RRMS, if left to itself to run rampant, can shift into Secondary Progressive MS. It is kind of what it sounds like… the body begins to do continual damage to itself, and the physical condition of the person will exhibit a steady decline. PPMS (without the RRMS step) and SPMS are likely the forms and outcomes that you pictured when you heard the term MS. Wheelchairs and terminal episodes are more closely related to these tracks.

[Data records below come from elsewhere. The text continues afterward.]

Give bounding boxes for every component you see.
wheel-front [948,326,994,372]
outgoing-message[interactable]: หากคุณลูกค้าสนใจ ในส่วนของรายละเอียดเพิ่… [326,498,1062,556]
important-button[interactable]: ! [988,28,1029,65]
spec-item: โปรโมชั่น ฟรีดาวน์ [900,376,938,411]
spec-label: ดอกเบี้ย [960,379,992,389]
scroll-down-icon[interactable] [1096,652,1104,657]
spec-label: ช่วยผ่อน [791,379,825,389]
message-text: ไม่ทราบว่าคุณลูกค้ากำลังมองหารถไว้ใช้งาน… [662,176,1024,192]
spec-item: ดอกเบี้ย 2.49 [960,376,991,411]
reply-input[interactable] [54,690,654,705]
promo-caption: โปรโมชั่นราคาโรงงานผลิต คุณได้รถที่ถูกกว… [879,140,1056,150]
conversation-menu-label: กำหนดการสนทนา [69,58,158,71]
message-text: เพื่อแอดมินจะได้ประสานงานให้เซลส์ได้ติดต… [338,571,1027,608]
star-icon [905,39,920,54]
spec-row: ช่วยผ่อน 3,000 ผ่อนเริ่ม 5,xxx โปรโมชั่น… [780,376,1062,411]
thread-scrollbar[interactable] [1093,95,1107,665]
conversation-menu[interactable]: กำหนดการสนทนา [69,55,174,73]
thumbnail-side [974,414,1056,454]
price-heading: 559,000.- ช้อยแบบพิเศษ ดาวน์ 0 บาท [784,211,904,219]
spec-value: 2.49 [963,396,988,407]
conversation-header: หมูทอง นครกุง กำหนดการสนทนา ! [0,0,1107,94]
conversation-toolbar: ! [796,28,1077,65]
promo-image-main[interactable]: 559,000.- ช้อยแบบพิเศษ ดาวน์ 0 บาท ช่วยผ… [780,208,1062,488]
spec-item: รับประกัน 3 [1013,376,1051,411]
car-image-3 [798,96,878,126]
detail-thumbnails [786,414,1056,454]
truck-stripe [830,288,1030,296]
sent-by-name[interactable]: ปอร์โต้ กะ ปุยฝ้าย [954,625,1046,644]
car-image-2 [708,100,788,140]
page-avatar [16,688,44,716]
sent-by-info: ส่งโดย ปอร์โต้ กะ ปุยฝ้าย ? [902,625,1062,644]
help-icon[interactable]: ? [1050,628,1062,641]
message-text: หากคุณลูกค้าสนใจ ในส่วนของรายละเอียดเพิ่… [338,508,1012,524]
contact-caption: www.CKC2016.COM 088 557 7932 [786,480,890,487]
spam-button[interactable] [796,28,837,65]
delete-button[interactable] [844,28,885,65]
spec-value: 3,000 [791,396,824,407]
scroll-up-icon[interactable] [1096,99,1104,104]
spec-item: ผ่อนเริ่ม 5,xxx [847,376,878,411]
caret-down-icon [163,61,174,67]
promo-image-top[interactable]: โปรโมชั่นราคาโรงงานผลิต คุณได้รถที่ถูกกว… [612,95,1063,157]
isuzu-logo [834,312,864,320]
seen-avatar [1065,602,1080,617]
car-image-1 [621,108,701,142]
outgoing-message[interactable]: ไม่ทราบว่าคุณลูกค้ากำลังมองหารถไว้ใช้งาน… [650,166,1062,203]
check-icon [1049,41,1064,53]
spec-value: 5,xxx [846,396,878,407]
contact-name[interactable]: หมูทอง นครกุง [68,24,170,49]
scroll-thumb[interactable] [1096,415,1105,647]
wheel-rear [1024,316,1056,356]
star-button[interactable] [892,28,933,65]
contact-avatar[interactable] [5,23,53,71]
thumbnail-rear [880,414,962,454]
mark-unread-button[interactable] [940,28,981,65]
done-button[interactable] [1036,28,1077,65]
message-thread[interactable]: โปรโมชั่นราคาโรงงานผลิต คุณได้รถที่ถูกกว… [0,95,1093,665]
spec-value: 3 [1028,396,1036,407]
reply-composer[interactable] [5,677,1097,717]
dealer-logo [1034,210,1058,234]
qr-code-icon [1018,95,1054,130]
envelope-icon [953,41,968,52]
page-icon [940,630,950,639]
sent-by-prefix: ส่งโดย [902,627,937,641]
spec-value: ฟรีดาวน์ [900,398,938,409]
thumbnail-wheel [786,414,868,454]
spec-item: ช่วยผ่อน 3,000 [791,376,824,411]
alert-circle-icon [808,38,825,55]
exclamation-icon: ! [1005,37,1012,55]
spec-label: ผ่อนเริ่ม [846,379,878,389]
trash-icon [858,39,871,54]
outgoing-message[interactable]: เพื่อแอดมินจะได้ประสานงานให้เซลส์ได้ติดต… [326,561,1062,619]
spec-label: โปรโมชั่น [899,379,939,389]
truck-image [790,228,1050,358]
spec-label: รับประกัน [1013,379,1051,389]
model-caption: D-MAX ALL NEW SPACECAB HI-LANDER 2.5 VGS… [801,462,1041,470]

It is going to feel as though I am glossing over the progressive forms of this disease… and frankly I am. When I discuss drug therapies, you may see why. At this point, there is little reason to familiarize myself with any specific “worst-case” scenario… well, that and the fact that the PPMS boat has long since sailed. Thankfully. At any rate, come back tomorrow and read about my treatment history and how I came to be in the literal very best place that I can be at this point. It’s a little more interesting than you might think. Actually, the most interesting part is a stand-alone post of its own… but it still will be interesting. Thanks for coming by and reading, and apologies if you have come by looking for more explanation of the progressive forms of this disease. It’s a little by design. As humans we don’t like looking disability in the face. I’ll explain more in the drug post, but until I have to (which is probably never), I won’t look under that stone. I’ll just stay here now and do the best that I can.